Nuestra debilidad institucional, descomposición social, subdesarrollo y tantas otras cosas negativas que podríamos citar hacen que pase sin pena un fraude en la Asamblea Revisora que definiría nada menos que la Constitución de la República.
En cualquier país de cierta institucionalidad y de cierta decencia política los dos congresistas que fueron descubierto votando más de una vez ya estuvieran fuera del Congreso y sus carreras políticas terminadas.
También el legislador acusado de haber tenido relaciones con una menor, que afirma que es el padre de su hijo, estaría en estos momentos en serios aprietos y si se comprobara que es verdad lo que afirma la joven de hoy 18 años perdería su curul y tendría que dejar la política como profesión.
Pero aquí estamos acostumbrado a lo ilegal, inmoral, y desacostumbrados a unas cosas que le llaman ética y vergüenza.

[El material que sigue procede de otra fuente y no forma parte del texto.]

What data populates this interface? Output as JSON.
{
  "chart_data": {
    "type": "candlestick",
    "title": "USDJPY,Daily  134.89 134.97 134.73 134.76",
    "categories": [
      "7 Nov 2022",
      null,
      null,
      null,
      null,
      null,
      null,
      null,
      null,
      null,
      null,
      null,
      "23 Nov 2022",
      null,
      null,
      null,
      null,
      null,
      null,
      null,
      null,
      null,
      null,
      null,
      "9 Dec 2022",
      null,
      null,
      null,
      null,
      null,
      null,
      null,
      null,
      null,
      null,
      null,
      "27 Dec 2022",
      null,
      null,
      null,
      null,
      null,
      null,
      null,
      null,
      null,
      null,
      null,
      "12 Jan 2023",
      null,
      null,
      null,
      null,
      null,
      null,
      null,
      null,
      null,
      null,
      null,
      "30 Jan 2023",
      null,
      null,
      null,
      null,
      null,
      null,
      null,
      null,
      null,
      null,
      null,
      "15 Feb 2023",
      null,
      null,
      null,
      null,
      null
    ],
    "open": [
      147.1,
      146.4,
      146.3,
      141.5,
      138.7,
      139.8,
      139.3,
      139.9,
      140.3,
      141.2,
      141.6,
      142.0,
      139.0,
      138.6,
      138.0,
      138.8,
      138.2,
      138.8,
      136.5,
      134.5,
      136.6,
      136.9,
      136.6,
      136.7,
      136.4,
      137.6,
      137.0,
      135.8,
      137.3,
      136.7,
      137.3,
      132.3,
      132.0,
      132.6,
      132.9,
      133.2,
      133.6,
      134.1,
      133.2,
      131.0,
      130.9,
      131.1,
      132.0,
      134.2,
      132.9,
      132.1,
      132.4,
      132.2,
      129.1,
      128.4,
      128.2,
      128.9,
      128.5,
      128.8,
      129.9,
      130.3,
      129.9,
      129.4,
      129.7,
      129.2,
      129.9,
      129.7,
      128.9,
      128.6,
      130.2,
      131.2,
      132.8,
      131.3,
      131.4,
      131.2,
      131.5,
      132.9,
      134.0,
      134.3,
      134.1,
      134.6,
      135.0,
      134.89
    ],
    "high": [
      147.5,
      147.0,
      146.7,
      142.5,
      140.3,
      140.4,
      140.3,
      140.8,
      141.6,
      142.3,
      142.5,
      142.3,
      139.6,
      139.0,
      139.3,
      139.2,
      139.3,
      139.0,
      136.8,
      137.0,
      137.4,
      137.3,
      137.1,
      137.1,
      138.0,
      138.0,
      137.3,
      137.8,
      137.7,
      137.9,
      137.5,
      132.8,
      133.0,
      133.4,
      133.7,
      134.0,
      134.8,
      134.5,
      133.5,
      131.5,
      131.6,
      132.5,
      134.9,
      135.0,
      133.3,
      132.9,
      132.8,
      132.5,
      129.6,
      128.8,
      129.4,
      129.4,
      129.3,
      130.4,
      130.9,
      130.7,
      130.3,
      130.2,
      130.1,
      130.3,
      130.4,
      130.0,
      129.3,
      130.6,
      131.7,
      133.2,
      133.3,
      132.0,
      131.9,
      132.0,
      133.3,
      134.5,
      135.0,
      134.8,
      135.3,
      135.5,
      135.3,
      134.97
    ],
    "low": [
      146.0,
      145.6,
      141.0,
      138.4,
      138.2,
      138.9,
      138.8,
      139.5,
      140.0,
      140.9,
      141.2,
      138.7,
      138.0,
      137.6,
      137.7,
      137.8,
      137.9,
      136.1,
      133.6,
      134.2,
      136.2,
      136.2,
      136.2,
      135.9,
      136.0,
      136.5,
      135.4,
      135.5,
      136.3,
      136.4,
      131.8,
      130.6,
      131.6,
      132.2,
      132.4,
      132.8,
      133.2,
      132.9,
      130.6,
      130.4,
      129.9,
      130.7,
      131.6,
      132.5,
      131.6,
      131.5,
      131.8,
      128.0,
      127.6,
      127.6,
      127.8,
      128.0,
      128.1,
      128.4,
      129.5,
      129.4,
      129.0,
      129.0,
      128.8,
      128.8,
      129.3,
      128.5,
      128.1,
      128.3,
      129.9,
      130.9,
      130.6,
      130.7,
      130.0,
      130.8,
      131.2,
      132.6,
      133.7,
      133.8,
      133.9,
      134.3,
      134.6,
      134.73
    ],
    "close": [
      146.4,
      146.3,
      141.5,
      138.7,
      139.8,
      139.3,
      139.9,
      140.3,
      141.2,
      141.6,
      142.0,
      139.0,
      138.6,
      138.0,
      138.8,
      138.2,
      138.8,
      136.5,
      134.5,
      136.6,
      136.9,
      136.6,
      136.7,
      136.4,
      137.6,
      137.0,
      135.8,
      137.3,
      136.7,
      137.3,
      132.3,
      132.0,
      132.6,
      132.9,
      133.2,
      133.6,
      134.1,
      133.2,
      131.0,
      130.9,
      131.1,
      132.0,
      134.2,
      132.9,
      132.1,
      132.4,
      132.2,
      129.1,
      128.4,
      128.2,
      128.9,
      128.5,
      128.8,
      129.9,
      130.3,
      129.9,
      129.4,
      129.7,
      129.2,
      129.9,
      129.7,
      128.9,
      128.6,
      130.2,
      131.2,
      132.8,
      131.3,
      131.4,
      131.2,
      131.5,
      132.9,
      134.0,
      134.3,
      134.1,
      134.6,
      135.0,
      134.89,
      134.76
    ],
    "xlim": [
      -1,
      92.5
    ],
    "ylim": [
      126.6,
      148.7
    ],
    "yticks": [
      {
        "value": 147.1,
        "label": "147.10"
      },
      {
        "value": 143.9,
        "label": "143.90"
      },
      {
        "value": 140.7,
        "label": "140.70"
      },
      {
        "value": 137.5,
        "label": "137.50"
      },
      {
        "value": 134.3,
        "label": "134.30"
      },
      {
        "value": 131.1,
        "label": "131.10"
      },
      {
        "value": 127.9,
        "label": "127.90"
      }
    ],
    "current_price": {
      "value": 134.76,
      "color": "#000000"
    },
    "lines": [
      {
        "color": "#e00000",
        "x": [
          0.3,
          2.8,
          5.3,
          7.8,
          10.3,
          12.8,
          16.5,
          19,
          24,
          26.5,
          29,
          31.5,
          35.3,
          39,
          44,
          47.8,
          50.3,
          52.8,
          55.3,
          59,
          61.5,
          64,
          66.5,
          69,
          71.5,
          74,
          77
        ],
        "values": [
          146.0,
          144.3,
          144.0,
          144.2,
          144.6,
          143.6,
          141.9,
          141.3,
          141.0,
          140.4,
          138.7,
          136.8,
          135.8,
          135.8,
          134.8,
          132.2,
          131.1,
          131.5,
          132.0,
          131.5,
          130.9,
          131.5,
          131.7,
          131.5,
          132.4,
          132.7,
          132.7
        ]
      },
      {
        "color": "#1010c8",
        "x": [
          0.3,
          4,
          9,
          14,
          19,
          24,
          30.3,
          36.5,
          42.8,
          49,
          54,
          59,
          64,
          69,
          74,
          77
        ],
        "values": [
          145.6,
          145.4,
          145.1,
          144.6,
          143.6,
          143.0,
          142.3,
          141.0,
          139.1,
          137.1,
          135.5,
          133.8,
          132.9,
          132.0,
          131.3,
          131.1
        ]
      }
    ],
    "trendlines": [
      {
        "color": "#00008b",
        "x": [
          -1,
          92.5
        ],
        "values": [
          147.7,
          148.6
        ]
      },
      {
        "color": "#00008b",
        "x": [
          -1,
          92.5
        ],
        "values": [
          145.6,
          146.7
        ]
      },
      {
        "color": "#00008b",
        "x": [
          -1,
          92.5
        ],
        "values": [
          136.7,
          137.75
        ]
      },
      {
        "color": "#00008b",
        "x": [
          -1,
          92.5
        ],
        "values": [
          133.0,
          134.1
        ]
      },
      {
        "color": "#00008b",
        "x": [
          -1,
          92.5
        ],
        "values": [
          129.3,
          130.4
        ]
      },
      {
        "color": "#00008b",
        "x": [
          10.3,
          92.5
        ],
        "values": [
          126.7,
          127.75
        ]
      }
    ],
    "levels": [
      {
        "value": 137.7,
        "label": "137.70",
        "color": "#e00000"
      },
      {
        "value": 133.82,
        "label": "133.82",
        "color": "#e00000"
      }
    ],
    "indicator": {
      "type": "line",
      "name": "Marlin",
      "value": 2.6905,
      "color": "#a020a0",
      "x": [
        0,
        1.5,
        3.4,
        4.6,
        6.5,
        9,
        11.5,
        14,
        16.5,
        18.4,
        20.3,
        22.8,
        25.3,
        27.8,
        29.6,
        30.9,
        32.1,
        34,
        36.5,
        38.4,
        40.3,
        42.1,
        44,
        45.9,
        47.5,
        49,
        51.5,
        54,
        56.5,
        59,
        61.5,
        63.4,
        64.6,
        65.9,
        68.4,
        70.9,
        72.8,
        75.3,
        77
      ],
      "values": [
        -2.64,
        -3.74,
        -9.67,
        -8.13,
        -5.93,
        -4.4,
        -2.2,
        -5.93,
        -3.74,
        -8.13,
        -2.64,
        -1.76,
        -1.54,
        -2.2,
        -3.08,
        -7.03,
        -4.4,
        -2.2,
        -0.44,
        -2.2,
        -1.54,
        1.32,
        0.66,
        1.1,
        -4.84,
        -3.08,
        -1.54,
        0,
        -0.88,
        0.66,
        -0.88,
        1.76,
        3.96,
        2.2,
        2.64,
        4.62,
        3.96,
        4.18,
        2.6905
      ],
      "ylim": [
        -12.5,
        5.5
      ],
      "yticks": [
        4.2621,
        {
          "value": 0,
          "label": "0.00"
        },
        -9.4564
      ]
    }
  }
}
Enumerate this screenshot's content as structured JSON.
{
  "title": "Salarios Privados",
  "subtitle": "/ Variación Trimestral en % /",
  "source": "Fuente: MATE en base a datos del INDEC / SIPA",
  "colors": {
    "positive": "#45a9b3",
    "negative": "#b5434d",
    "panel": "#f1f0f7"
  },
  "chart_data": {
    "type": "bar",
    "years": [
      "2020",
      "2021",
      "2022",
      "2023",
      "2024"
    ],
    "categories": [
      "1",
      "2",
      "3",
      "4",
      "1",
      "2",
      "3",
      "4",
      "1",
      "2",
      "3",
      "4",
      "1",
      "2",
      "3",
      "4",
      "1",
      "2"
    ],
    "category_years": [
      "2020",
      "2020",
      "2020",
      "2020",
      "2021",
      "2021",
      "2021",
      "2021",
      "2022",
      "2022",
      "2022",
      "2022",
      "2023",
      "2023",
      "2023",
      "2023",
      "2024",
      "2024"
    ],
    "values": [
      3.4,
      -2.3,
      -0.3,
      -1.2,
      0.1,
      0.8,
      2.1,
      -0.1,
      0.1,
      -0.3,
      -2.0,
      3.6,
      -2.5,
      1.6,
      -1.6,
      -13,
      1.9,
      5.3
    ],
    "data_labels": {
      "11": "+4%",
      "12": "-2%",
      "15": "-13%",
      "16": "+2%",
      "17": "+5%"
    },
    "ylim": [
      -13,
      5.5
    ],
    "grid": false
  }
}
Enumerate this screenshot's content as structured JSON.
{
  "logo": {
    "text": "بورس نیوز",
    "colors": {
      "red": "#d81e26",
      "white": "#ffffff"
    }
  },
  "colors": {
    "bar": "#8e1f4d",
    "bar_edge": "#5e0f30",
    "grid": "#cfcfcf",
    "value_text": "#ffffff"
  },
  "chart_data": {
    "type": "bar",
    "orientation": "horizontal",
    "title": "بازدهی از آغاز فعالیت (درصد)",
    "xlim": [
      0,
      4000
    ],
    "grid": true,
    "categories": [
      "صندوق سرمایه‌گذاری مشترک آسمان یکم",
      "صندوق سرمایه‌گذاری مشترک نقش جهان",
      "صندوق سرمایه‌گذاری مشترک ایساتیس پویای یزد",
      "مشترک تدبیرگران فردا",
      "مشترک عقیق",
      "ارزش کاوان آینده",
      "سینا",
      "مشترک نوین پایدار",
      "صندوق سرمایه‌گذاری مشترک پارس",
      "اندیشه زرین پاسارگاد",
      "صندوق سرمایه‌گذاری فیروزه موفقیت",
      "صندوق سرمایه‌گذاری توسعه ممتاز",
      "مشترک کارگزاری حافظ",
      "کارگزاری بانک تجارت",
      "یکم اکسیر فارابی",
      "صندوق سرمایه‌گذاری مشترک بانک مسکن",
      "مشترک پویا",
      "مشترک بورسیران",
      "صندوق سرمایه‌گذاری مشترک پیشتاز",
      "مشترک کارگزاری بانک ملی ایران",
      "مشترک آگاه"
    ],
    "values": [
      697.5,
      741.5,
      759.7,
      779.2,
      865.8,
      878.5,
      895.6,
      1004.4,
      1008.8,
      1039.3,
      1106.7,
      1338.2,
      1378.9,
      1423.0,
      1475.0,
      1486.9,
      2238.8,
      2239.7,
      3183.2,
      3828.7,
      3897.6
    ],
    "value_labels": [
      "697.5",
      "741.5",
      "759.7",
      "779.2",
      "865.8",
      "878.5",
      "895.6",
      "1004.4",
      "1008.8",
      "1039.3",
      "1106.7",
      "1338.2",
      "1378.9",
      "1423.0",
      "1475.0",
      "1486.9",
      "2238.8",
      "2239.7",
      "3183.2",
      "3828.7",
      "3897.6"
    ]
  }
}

Una radiografía patética de nuestra sociedad es que un diputado fue sorprendido traficando con seres humanos (entrando de manera ilegal ciudadanos chinos al territorio nacional), delito por el que fue condenado y cumplió prisión, y no obstante su partido lo postuló de nuevo para legislador y los ciudadanos de La Vega lo reeligieron. ¡Qué vergüenza! Realmente andamos muy mal. €
Un decreto incumplido
Sería interesante que el Palacio Nacional explicara por qué no se ha dado curso al decreto 636-09, en el cual se designa a la doctora con varias especialidades en cirugía Taína Gautreau como directora del Departamento de Cooperación Internacional de la Secretaría de Salud Pública.
Este decreto se emitió el pasado 25 de agosto y aun no se le ha dado curso.
¿Qué pasa? La señora Gautreau es una exponente de la moral boschista de la que tanto hablan los peledeistas y no tantos la aplican.
Además de honesta, Taína es una maquinita de trabajo, cualidades que le caerían bien al actual gobierno.